In the July 30 issue of the journal Neuron, Earl K. Miller, the Picower Professor of Neuroscience, and MIT colleagues Mark Histed and Anitha Pasupathy have created for the first time a unique snapshot of the learning process that shows how single cells change their responses in real time as a result of information about what is the right action and what is the wrong one.


"We have shown that brain cells keep track of whether recent behaviors were successful or not," Miller said. Furthermore, when a behavior was successful, cells became more finely tuned to what the animal was learning. After a failure, there was little or no change in the brain — nor was there any improvement in behavior.


The study sheds light on the neural mechanisms linking environmental feedback to neural plasticity — the brain's ability to change in response to experience. It has implications for understanding how we learn, and understanding and treating learning disorders.


Rewarding success


Monkeys were given the task of looking at two alternating images on a computer screen. For one picture, the animal was rewarded when it shifted its gaze to the right; for another picture it was supposed to look left. The monkeys used trial and error to figure out which images cued which movements.

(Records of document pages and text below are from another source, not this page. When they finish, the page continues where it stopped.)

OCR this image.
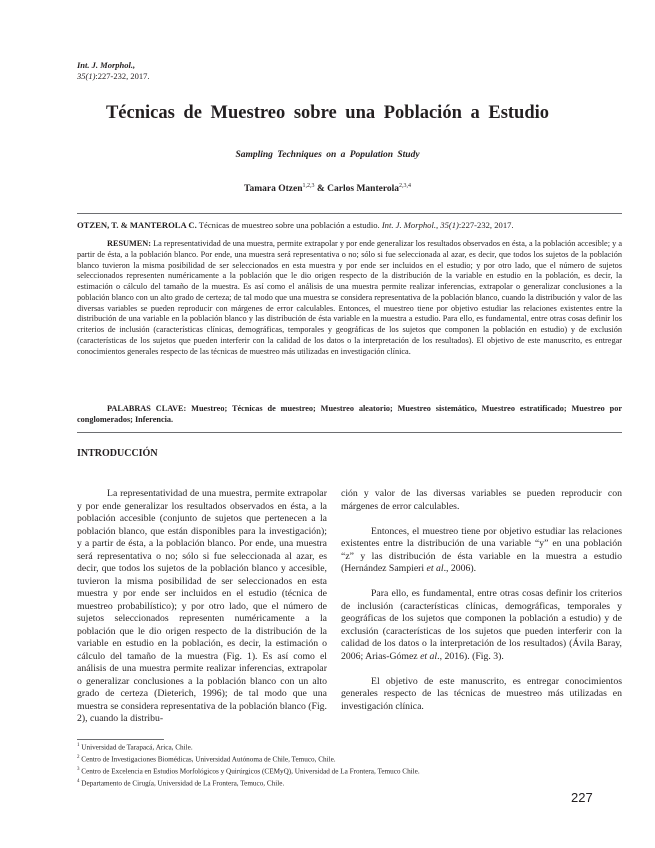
Int. J. Morphol.,
35(1):227-232, 2017.
Técnicas de Muestreo sobre una Población a Estudio
Sampling Techniques on a Population Study
Tamara Otzen$^{1,2,3}$ & Carlos Manterola$^{2,3,4}$
OTZEN, T. & MANTEROLA C. Técnicas de muestreo sobre una población a estudio. Int. J. Morphol., 35(1):227-232, 2017.
RESUMEN: La representatividad de una muestra, permite extrapolar y por ende generalizar los resultados observados en ésta, a la población accesible; y a partir de ésta, a la población blanco. Por ende, una muestra será representativa o no; sólo si fue seleccionada al azar, es decir, que todos los sujetos de la población blanco tuvieron la misma posibilidad de ser seleccionados en esta muestra y por ende ser incluidos en el estudio; y por otro lado, que el número de sujetos seleccionados representen numéricamente a la población que le dio origen respecto de la distribución de la variable en estudio en la población, es decir, la estimación o cálculo del tamaño de la muestra. Es así como el análisis de una muestra permite realizar inferencias, extrapolar o generalizar conclusiones a la población blanco con un alto grado de certeza; de tal modo que una muestra se considera representativa de la población blanco, cuando la distribución y valor de las diversas variables se pueden reproducir con márgenes de error calculables. Entonces, el muestreo tiene por objetivo estudiar las relaciones existentes entre la distribución de una variable en la población blanco y las distribución de ésta variable en la muestra a estudio. Para ello, es fundamental, entre otras cosas definir los criterios de inclusión (características clínicas, demográficas, temporales y geográficas de los sujetos que componen la población en estudio) y de exclusión (características de los sujetos que pueden interferir con la calidad de los datos o la interpretación de los resultados). El objetivo de este manuscrito, es entregar conocimientos generales respecto de las técnicas de muestreo más utilizadas en investigación clínica.
PALABRAS CLAVE: Muestreo; Técnicas de muestreo; Muestreo aleatorio; Muestreo sistemático, Muestreo estratificado; Muestreo por conglomerados; Inferencia.
INTRODUCCIÓN

La representatividad de una muestra, permite extrapolar y por ende generalizar los resultados observados en ésta, a la población accesible (conjunto de sujetos que pertenecen a la población blanco, que están disponibles para la investigación); y a partir de ésta, a la población blanco. Por ende, una muestra será representativa o no; sólo si fue seleccionada al azar, es decir, que todos los sujetos de la población blanco y accesible, tuvieron la misma posibilidad de ser seleccionados en esta muestra y por ende ser incluidos en el estudio (técnica de muestreo probabilístico); y por otro lado, que el número de sujetos seleccionados representen numéricamente a la población que le dio origen respecto de la distribución de la variable en estudio en la población, es decir, la estimación o cálculo del tamaño de la muestra (Fig. 1). Es así como el análisis de una muestra permite realizar inferencias, extrapolar o generalizar conclusiones a la población blanco con un alto grado de certeza (Dieterich, 1996); de tal modo que una muestra se considera representativa de la población blanco (Fig. 2), cuando la distribu-

ción y valor de las diversas variables se pueden reproducir con márgenes de error calculables.

Entonces, el muestreo tiene por objetivo estudiar las relaciones existentes entre la distribución de una variable “y” en una población “z” y las distribución de ésta variable en la muestra a estudio (Hernández Sampieri et al., 2006).

Para ello, es fundamental, entre otras cosas definir los criterios de inclusión (características clínicas, demográficas, temporales y geográficas de los sujetos que componen la población a estudio) y de exclusión (características de los sujetos que pueden interferir con la calidad de los datos o la interpretación de los resultados) (Ávila Baray, 2006; Arias-Gómez et al., 2016). (Fig. 3).

El objetivo de este manuscrito, es entregar conocimientos generales respecto de las técnicas de muestreo más utilizadas en investigación clínica.

$^1$ Universidad de Tarapacá, Arica, Chile.
$^2$ Centro de Investigaciones Biomédicas, Universidad Autónoma de Chile, Temuco, Chile.
$^3$ Centro de Excelencia en Estudios Morfológicos y Quirúrgicos (CEMyQ), Universidad de La Frontera, Temuco Chile.
$^4$ Departamento de Cirugía, Universidad de La Frontera, Temuco, Chile.
227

The researchers found that whether the animals' answers were right or wrong, signals within certain parts of their brains "resonated" with the repercussions of their answers for several seconds. The neural activity following a correct answer and a reward helped the monkeys do better on the trial that popped up a few seconds later.


"If the monkey just got a correct answer, a signal lingered in its brain that said, 'You did the right thing.' Right after a correct answer, neurons processed information more sharply and effectively, and the monkey was more likely to get the next answer correct as well," Miller said, "But after an error there was no improvement. In other words, only after successes, not failures, did brain processing and the monkeys' behavior improve."


Split-second influence


The prefrontal cortex orchestrates thoughts and actions in accordance with internal goals while the basal ganglia are associated with motor control, cognition and emotions. This work shows that these two brain areas, long suspected to play key roles in learning and memory, have full information available to them to do all the neural computations necessary for learning.


The prefrontal cortex and basal ganglia, extensively connected with each other and with the rest of the brain, are thought to help us learn abstract associations by generating brief neural signals when a response is correct or incorrect. But researchers never understood how this transient activity, which fades in less than a second, influenced actions that occurred later.


In this study, the researchers found activity in many neurons within both brain regions that reflected the delivery or withholding of a reward lasted for several seconds, until the next trial. Single neurons in both areas conveyed strong, sustained outcome information for four to six seconds, spanning the entire time frame between trials.


Response selectivity was stronger on a given trial if the previous trial had been rewarded and weaker if the previous trial was an error. This occurred whether the animal was just learning the association or was already good at it.


After a correct response, the electrical impulses coming from neurons in each of the brain areas was more robust and conveyed more information. "The signal-to-noise ratio improved in both brain regions," Miller said. "The heightened response led to them being more likely to get the next trial correct, too. This explains on a neural level why we seem to learn more from our successes than our failures."


In addition to Miller, authors include former MIT graduate student Mark H. Histed, now a postdoctoral fellow at Harvard Medical School, and former postdoctoral fellow Anitha Pasupathy, now an assistant professor at the University of Washington.


This work is supported by National Institute of Neurological Disorders and Stroke and the Tourette's Syndrome Association.